NSW teachers refuse A-E reports


The NSW Labor government has been forced to partially back down on its plans to enforce the educationally unsound A-E report system.

In August, the state government assured the NSW Teachers Federation (NSWTF) that it would not discipline any teacher who refused to implement the A-E report system. The backdown was won by a community campaign organised by the NSWTF and the federation's threat to organise immediate, state-wide industrial action if any of its members were disciplined.

More than 1300 schools and 16,000 teachers across NSW, with the NSWTF's backing, have decided not to implement the state and federal governments' ranking system. They argue that labelling children as young as five as "failures" is counterproductive. A-E grades must not appear on reports if the school chooses otherwise.

Schools and teachers have also called on the state government to negotiate a more educationally sound reporting framework for 2007 that is consistent, although not necessarily uniform, across the state.

While the state government has dropped its threat of disciplinary action, it is nevertheless determined to get the A-E reporting system implemented and has taken the NSWTF to the Industrial Relations Commission, which has yet to decide on the case. At the September NSWTF council meeting, teachers agreed that if the state government mandates that an A-E legend appear on pupils' reports they would ban the reports.

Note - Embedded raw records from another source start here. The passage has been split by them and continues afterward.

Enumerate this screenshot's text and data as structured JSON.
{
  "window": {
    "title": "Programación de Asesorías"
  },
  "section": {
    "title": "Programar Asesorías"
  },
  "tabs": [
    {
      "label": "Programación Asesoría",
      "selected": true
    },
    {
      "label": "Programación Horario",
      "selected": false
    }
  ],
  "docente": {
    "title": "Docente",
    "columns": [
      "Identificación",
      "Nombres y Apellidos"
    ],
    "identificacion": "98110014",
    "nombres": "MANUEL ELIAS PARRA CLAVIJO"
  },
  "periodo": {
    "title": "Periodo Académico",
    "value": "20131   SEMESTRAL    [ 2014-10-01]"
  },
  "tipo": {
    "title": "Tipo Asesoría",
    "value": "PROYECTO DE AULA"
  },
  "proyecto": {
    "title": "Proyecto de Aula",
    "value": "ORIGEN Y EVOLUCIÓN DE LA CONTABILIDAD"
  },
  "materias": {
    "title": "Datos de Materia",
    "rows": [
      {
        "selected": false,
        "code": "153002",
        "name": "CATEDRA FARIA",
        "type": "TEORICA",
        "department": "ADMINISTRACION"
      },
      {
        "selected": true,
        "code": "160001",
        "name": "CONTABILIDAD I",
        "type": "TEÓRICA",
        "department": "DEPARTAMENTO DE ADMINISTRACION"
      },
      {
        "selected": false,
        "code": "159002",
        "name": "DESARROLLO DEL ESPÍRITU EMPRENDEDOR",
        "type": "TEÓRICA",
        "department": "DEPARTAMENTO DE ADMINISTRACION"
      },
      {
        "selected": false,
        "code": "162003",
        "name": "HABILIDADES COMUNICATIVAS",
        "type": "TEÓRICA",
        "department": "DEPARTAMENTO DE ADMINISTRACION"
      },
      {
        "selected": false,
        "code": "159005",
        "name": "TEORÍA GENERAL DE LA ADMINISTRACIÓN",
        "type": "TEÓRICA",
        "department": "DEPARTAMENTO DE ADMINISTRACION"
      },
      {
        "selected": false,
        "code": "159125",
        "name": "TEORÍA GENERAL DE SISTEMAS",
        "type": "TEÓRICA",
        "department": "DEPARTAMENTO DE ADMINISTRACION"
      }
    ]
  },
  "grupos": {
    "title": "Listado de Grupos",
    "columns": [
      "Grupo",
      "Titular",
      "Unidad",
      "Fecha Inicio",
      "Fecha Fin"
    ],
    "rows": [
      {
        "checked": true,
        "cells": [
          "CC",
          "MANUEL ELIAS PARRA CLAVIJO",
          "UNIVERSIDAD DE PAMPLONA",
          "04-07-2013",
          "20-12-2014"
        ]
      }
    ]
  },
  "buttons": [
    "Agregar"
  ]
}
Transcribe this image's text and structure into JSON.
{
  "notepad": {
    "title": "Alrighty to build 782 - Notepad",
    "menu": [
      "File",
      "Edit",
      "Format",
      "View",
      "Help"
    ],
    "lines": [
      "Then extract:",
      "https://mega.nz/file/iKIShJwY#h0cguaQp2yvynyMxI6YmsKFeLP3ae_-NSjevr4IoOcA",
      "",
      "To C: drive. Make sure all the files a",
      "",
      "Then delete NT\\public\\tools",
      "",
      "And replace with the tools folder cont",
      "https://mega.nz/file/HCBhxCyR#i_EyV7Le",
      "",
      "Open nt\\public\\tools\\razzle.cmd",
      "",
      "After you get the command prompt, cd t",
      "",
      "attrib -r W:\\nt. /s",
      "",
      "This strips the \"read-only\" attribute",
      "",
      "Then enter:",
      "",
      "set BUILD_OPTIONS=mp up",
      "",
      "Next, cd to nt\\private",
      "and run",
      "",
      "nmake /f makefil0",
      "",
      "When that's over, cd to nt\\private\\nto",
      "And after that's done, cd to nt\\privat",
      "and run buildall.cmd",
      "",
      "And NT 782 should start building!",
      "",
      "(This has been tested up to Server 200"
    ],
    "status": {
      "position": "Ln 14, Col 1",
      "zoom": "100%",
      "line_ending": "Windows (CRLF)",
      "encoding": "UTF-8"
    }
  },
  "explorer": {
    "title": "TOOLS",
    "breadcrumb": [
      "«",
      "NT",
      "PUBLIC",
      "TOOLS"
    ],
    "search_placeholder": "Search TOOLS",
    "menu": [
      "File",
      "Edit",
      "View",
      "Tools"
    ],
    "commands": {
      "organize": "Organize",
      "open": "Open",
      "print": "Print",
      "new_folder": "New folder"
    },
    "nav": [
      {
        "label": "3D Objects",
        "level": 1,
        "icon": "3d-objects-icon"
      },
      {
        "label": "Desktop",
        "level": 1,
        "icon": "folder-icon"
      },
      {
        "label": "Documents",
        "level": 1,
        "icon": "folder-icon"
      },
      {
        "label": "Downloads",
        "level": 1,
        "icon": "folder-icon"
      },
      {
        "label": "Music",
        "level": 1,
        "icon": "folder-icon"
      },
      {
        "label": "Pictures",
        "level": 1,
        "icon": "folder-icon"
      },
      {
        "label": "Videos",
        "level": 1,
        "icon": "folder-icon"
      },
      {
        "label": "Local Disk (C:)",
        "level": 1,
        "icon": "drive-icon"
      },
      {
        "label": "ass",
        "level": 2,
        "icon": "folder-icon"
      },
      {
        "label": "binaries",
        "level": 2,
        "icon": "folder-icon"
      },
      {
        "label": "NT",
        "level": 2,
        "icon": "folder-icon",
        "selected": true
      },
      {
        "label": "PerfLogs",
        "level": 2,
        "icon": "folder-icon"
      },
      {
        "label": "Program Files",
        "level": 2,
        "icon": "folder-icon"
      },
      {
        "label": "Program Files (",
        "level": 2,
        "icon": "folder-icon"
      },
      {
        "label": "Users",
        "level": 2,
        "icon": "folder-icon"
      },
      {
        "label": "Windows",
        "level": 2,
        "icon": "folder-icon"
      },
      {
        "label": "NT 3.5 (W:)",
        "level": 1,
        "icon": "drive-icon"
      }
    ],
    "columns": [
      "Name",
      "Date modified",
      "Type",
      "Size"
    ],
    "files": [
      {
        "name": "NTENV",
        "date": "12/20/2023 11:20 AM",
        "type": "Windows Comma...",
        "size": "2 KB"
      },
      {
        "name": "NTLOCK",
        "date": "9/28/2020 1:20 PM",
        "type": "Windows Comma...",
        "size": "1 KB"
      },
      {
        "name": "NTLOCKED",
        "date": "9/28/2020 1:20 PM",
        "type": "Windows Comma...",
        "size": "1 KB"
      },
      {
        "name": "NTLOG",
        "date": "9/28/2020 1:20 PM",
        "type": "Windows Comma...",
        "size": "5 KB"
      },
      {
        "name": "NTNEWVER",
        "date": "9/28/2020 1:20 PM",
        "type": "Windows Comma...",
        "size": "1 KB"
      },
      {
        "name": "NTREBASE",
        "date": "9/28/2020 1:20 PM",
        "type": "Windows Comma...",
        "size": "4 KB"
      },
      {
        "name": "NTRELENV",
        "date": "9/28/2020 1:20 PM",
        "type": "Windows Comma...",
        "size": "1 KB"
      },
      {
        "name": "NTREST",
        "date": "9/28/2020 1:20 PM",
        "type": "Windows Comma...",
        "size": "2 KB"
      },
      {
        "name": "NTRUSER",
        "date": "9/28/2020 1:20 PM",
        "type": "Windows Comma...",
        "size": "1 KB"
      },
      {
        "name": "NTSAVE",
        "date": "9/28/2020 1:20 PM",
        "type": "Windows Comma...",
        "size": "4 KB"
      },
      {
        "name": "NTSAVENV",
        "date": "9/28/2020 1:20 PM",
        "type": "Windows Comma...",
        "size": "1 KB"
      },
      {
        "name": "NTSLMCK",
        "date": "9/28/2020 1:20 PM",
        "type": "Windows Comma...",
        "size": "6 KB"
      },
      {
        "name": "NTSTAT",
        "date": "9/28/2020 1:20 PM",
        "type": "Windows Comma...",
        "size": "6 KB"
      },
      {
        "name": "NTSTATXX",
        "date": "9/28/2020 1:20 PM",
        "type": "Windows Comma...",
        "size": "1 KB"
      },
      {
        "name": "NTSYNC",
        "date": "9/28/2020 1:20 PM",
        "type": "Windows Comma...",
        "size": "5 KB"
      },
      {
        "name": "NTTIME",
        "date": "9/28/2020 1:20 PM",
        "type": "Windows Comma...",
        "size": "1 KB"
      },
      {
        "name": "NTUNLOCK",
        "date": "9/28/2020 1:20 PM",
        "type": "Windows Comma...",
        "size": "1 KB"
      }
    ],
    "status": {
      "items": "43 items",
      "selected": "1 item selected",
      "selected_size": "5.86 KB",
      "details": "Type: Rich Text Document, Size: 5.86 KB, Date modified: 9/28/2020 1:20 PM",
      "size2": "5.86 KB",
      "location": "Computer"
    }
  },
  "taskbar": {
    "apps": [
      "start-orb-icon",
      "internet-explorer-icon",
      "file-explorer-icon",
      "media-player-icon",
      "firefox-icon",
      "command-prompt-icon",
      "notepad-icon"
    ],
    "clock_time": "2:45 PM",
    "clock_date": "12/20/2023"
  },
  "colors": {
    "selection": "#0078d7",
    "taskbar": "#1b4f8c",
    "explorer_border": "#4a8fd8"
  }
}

While most developed countries have stopped using the flawed ranking system, the Howard government is attempting to force its reintroduction in Australia, threatening to withhold more than $1 billion dollars of education funding if its proposed report system is not implemented. Sue Ingram, president of the NSW Primary Principal Association said that school principals across NSW want a system that allows for a more descriptive explanation of student achievement.

State governments have a prime responsibility for the quality of education and must stand up for the educational interests of the students in their care. The alternative is to become mere administrators for the federal government, without the right to form their own policy.

The federal Coalition government's real agenda is to use the information gained from A-E reports to rank primary schools from "best" to "worst". Public schools would be ranked against private schools without taking into account socioeconomic and cultural differences, or the much greater number of students with disabilities at public schools. The ranking could then be used to justify further funding cuts to public schools. This approach has been used in the US and Britain, resulting in an unjust two-tiered education system.